Mouloud Hamrouche constatait en 2006 à l'occasion de la commémoration du 8 Mai, à Kherrata, une vérité algérienne fondamentale : l'incroyable disproportion « entre les sacrifices consentis et les résultats obtenus». Et aujourd'hui, entre deux séismes, les tenants du système algérien qui bloquent l'Algérie ne semblent pas prêts à en tirer la leçon. Bien entendu, ils peuvent continuer à jouer sur du velours. Ils ont créé cet horrible désert politique où seuls les «animateurs» de la «comédie officielle» occupent l'espace et où les alternatives sont systématiquement étouffées dans l'œuf. Ils devraient pourtant y réfléchir. Ce qui se passe au niveau «politique» avec ces flagorneurs et ces faux «stabilisateurs» est humiliant pour beaucoup d'Algériens. On joue avec leur patience. On prend leur rejet de la violence comme une approbation du statuquo ! Comme si ceux qui ont bloqué le pays entre deux séismes attendaient un troisième qui pourrait être fatal ! Il faut changer, messieurs ! Il est temps d'en finir, pacifiquement et de manière ordonnée.
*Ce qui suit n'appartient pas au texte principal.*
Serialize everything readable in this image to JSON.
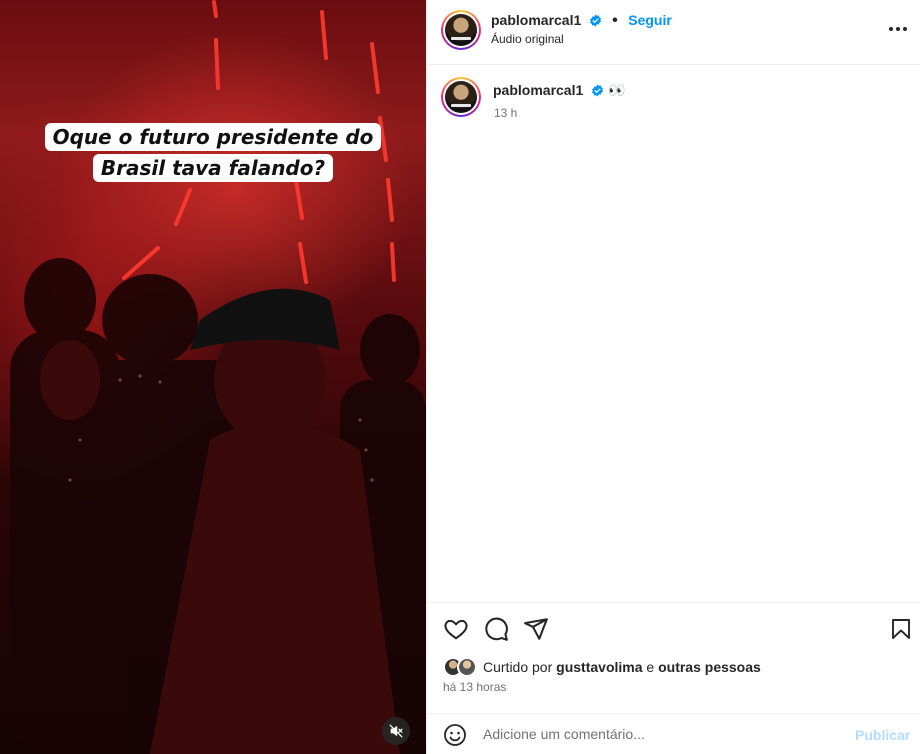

Les rentiers du système ne peuvent pas continuer à fixer indéfiniment l'horizon du pays. Ce système de gouvernance est dangereux. Tellement dangereux qu'il faut que les Algériens trouvent le moyen de sortir de leur léthargie et de s'impliquer. Contre les clans, pour le pays, pour son avenir. Les Algériens doivent reprendre leur liberté confisquée au nom de «l'efficacité» par des tuteurs. Les seuls Etats forts sont ceux dont les citoyens sont libres. Seule notre liberté retrouvée pourra éviter les dérives d'un système qui ne se rend même pas compte de l'ampleur de ses turpitudes et de la sinistre image qu'il donne.